Hello! I'm trying to make a Tetris-like game in XNA, and currently I'm thinking of what way would be the best to handle it.

This is what I have so far: I have a class called Block, which has for example texture and color tint.

Then I was planning on having everything in a double array, like:

Block[,] blocks = new Block[10,20];

which would then be the full grid.

And then when the blocks move downwards, I was thinking of doing like this:

blocks[x,y+1] = blocks[x,y];

blocks[x,y] = null;

At first I thought this was a good idea, but now when I've been thinking I'm not so sure. How does it work with the memory and such? Does it create a new object every time I do that or what? Could someone please explain how it actually works when I move an object inside an array?

I'm not really looking for a Tetris-specific answer, I'm just interested in how it actually works.

Thanks.

+2  A: 

No, you're just moving pointers around. When you say:

blocks[x,y+1] = blocks[x,y];

what you're essentially doing is swapping the pointer. The object will stay exactly where it is, but now instead of it being at index x,y it'll be at index of x , y+1. When you say

blocks[x,y] = null;

there you're removing the reference to the object x,y and if nothing else is holding a reference, the Garbage Collecter will clean it up.

BFree
A: 

If you were storing value types (such as int, string) inside your array, you would indeed be creating a copy of the data each time you copied a value over, because value types are immutable in C#. Since you're storing a class (which is a reference type) in your array, your code is really just making a copy of the pointer, not the whole object.

davogones
A: 

How about something a bit more clever.
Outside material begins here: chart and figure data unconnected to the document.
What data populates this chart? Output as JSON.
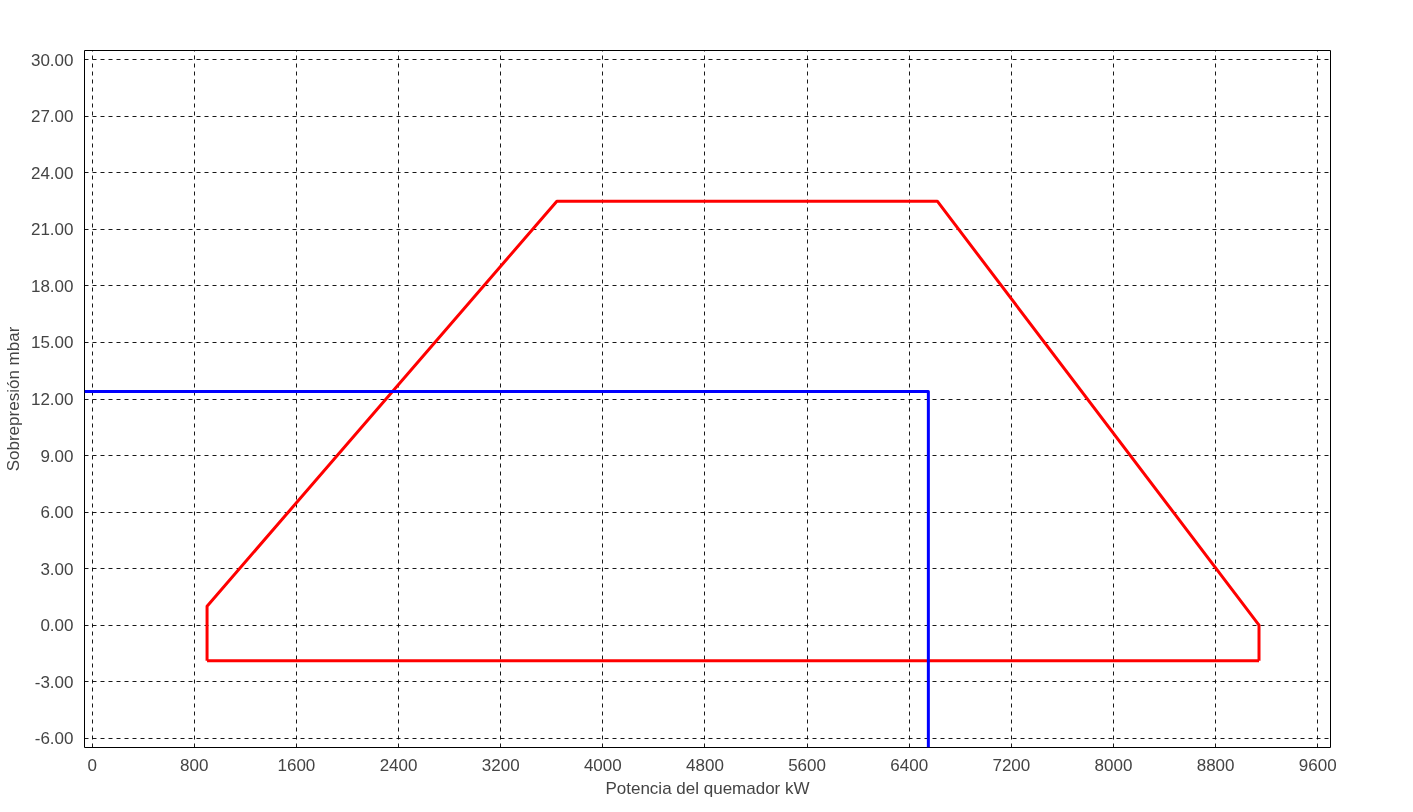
{
  "chart_data": {
    "type": "line",
    "xlabel": "Potencia del quemador kW",
    "ylabel": "Sobrepresión mbar",
    "series": [
      {
        "color": "#ff0000",
        "x": [
          900,
          900,
          3640,
          6620,
          9140,
          9140
        ],
        "values": [
          -1.9,
          1.0,
          22.5,
          22.5,
          0.0,
          -1.9
        ]
      },
      {
        "color": "#ff0000",
        "x": [
          900,
          9140
        ],
        "values": [
          -1.9,
          -1.9
        ]
      },
      {
        "color": "#0000ff",
        "x": [
          -60,
          6550,
          6550
        ],
        "values": [
          12.4,
          12.4,
          -6.5
        ]
      }
    ],
    "xlim": [
      -60,
      9700
    ],
    "ylim": [
      -6.5,
      30.5
    ],
    "xticks": [
      0,
      800,
      1600,
      2400,
      3200,
      4000,
      4800,
      5600,
      6400,
      7200,
      8000,
      8800,
      9600
    ],
    "yticks": [
      {
        "value": -6,
        "label": "-6.00"
      },
      {
        "value": -3,
        "label": "-3.00"
      },
      {
        "value": 0,
        "label": "0.00"
      },
      {
        "value": 3,
        "label": "3.00"
      },
      {
        "value": 6,
        "label": "6.00"
      },
      {
        "value": 9,
        "label": "9.00"
      },
      {
        "value": 12,
        "label": "12.00"
      },
      {
        "value": 15,
        "label": "15.00"
      },
      {
        "value": 18,
        "label": "18.00"
      },
      {
        "value": 21,
        "label": "21.00"
      },
      {
        "value": 24,
        "label": "24.00"
      },
      {
        "value": 27,
        "label": "27.00"
      },
      {
        "value": 30,
        "label": "30.00"
      }
    ],
    "grid": true,
    "line_style": "solid"
  }
}
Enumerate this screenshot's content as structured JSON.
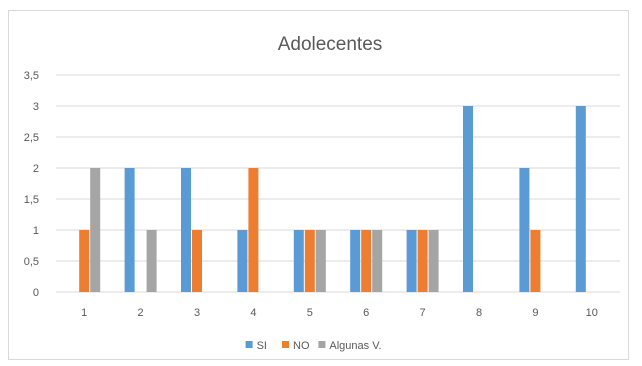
{
  "chart_data": {
    "type": "bar",
    "title": "Adolecentes",
    "categories": [
      "1",
      "2",
      "3",
      "4",
      "5",
      "6",
      "7",
      "8",
      "9",
      "10"
    ],
    "series": [
      {
        "name": "SI",
        "color": "#5b9bd5",
        "values": [
          0,
          2,
          2,
          1,
          1,
          1,
          1,
          3,
          2,
          3
        ]
      },
      {
        "name": "NO",
        "color": "#ed7d31",
        "values": [
          1,
          0,
          1,
          2,
          1,
          1,
          1,
          0,
          1,
          0
        ]
      },
      {
        "name": "Algunas V.",
        "color": "#a5a5a5",
        "values": [
          2,
          1,
          0,
          0,
          1,
          1,
          1,
          0,
          0,
          0
        ]
      }
    ],
    "y_ticks": [
      "0",
      "0,5",
      "1",
      "1,5",
      "2",
      "2,5",
      "3",
      "3,5"
    ],
    "ylim": [
      0,
      3.5
    ],
    "grid": true,
    "legend_position": "bottom"
  }
}
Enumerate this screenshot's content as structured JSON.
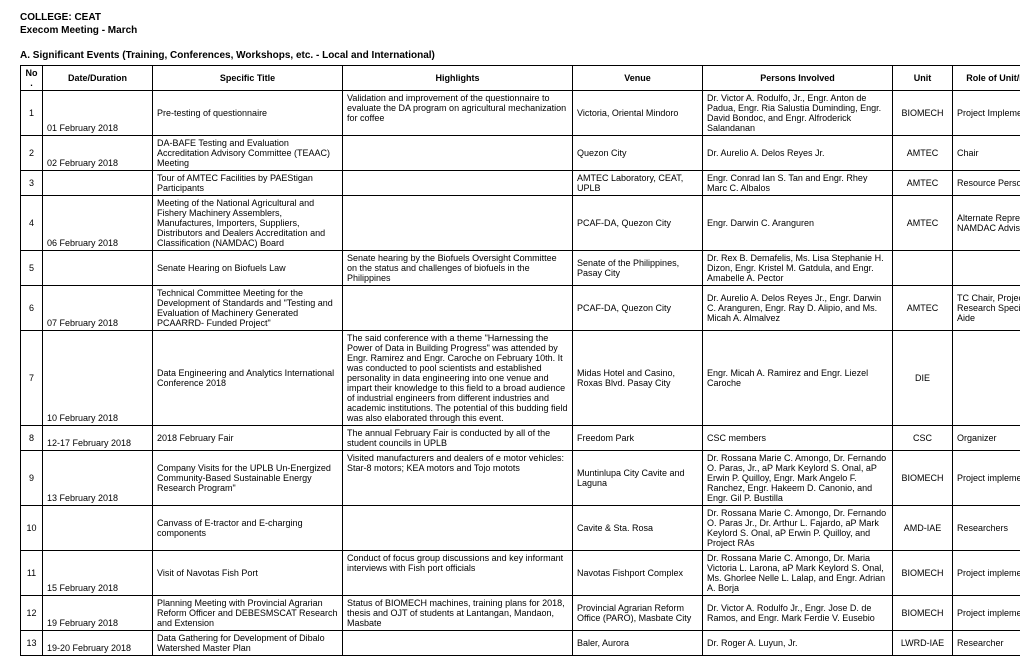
{
  "header": {
    "college": "COLLEGE: CEAT",
    "meeting": "Execom Meeting - March"
  },
  "section": "A. Significant Events (Training, Conferences, Workshops, etc. - Local and International)",
  "columns": [
    "No.",
    "Date/Duration",
    "Specific Title",
    "Highlights",
    "Venue",
    "Persons Involved",
    "Unit",
    "Role of Unit/Persons Involved"
  ],
  "rows": [
    {
      "no": "1",
      "date": "01 February 2018",
      "title": "Pre-testing of questionnaire",
      "highlights": "Validation and improvement of the questionnaire to evaluate  the DA program on agricultural mechanization for coffee",
      "venue": "Victoria, Oriental Mindoro",
      "persons": "Dr. Victor A. Rodulfo, Jr., Engr. Anton de Padua, Engr. Ria Salustia Duminding, Engr. David Bondoc, and Engr. Alfroderick Salandanan",
      "unit": "BIOMECH",
      "role": "Project Implementer"
    },
    {
      "no": "2",
      "date": "02 February 2018",
      "title": "DA-BAFE Testing and Evaluation Accreditation Advisory Committee (TEAAC) Meeting",
      "highlights": "",
      "venue": "Quezon City",
      "persons": "Dr. Aurelio A. Delos Reyes Jr.",
      "unit": "AMTEC",
      "role": "Chair"
    },
    {
      "no": "3",
      "date": "",
      "title": "Tour of AMTEC Facilities by PAEStigan Participants",
      "highlights": "",
      "venue": "AMTEC Laboratory, CEAT, UPLB",
      "persons": "Engr. Conrad Ian S. Tan and Engr. Rhey Marc C. Albalos",
      "unit": "AMTEC",
      "role": "Resource Persons"
    },
    {
      "no": "4",
      "date": "06 February 2018",
      "title": "Meeting of the National Agricultural and Fishery Machinery Assemblers, Manufactures, Importers, Suppliers, Distributors and Dealers Accreditation and Classification (NAMDAC) Board",
      "highlights": "",
      "venue": "PCAF-DA, Quezon City",
      "persons": "Engr. Darwin C. Aranguren",
      "unit": "AMTEC",
      "role": "Alternate Representative to the NAMDAC Advisory Body"
    },
    {
      "no": "5",
      "date": "",
      "title": "Senate Hearing on Biofuels Law",
      "highlights": "Senate hearing by the Biofuels Oversight Committee on the status and challenges of biofuels in the Philippines",
      "venue": "Senate of the Philippines, Pasay City",
      "persons": "Dr. Rex B. Demafelis, Ms. Lisa Stephanie H. Dizon, Engr. Kristel M. Gatdula, and Engr. Amabelle A. Pector",
      "unit": "",
      "role": ""
    },
    {
      "no": "6",
      "date": "07 February 2018",
      "title": "Technical Committee Meeting for the Development of Standards and \"Testing and Evaluation of Machinery Generated PCAARRD- Funded Project\"",
      "highlights": "",
      "venue": "PCAF-DA, Quezon City",
      "persons": "Dr. Aurelio A. Delos Reyes Jr., Engr. Darwin C. Aranguren, Engr. Ray D. Alipio, and Ms. Micah A. Almalvez",
      "unit": "AMTEC",
      "role": "TC Chair, Project Leader, Science Research Specialist, and Science Aide"
    },
    {
      "no": "7",
      "date": "10 February 2018",
      "title": "Data Engineering and Analytics International Conference 2018",
      "highlights": "The said conference with a theme \"Harnessing the Power of Data in Building Progress\" was attended by Engr. Ramirez and Engr. Caroche on February 10th. It was conducted to pool scientists and established personality in data engineering into one venue and impart their knowledge to this field to a broad audience of industrial engineers from different industries and academic institutions. The potential of this budding field was also elaborated through this event.",
      "venue": "Midas Hotel and Casino, Roxas Blvd. Pasay City",
      "persons": "Engr. Micah A. Ramirez and Engr. Liezel Caroche",
      "unit": "DIE",
      "role": ""
    },
    {
      "no": "8",
      "date": "12-17 February 2018",
      "title": "2018 February Fair",
      "highlights": "The annual February Fair is conducted by all of the student councils in UPLB",
      "venue": "Freedom Park",
      "persons": "CSC members",
      "unit": "CSC",
      "role": "Organizer"
    },
    {
      "no": "9",
      "date": "13 February 2018",
      "title": "Company Visits for the UPLB Un-Energized Community-Based Sustainable Energy Research Program\"",
      "highlights": "Visited manufacturers and dealers of e motor vehicles: Star-8 motors; KEA motors and Tojo motots",
      "venue": "Muntinlupa City Cavite and Laguna",
      "persons": "Dr. Rossana Marie C. Amongo, Dr. Fernando O. Paras, Jr., aP Mark Keylord S. Onal, aP Erwin P. Quilloy, Engr. Mark Angelo F. Ranchez, Engr. Hakeem D. Canonio, and Engr. Gil P. Bustilla",
      "unit": "BIOMECH",
      "role": "Project implementer"
    },
    {
      "no": "10",
      "date": "",
      "title": "Canvass of E-tractor and E-charging components",
      "highlights": "",
      "venue": "Cavite & Sta. Rosa",
      "persons": "Dr. Rossana Marie C. Amongo, Dr. Fernando O. Paras Jr., Dr. Arthur L. Fajardo, aP Mark Keylord S. Onal, aP Erwin P. Quilloy, and Project RAs",
      "unit": "AMD-IAE",
      "role": "Researchers"
    },
    {
      "no": "11",
      "date": "15 February 2018",
      "title": "Visit of Navotas Fish Port",
      "highlights": "Conduct of focus group discussions and key informant interviews with Fish port officials",
      "venue": "Navotas Fishport Complex",
      "persons": "Dr. Rossana Marie C. Amongo, Dr. Maria Victoria L. Larona, aP Mark Keylord S. Onal, Ms. Ghorlee Nelle L. Lalap, and Engr. Adrian A. Borja",
      "unit": "BIOMECH",
      "role": "Project implementer"
    },
    {
      "no": "12",
      "date": "19 February 2018",
      "title": "Planning Meeting with Provincial Agrarian Reform Officer and DEBESMSCAT Research and Extension",
      "highlights": "Status of BIOMECH machines, training plans for 2018, thesis and OJT of students at Lantangan, Mandaon, Masbate",
      "venue": "Provincial Agrarian Reform Office (PARO), Masbate City",
      "persons": "Dr. Victor A. Rodulfo Jr., Engr. Jose D. de Ramos, and Engr. Mark Ferdie V. Eusebio",
      "unit": "BIOMECH",
      "role": "Project implementer"
    },
    {
      "no": "13",
      "date": "19-20 February 2018",
      "title": "Data Gathering for Development of Dibalo Watershed Master Plan",
      "highlights": "",
      "venue": "Baler, Aurora",
      "persons": "Dr. Roger A. Luyun, Jr.",
      "unit": "LWRD-IAE",
      "role": "Researcher"
    }
  ]
}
Your Tetris board is basically a queue right? List<T> may help:

/* assumes blocks[0] is the bottom row and you build upwards
   towards blocks.Count */
List<Block[]> blocks = new List<Block[]>();

void EatBottomRow()
{
    blocks.RemoveAt(0);
}

Simple? Still usable from an indexing perspective too!

sixlettervariables
A: 

The first answer above is almost correct, but the assignment is not swapping the pointer, it is duplicating it. After the first line of code there are two references to the object originally referenced at blocks[x,y]. The null assignment removes the original reference, but you still have the new reference living at blocks[x,y+1]. Null that one and the heap object will be fair game for the GC.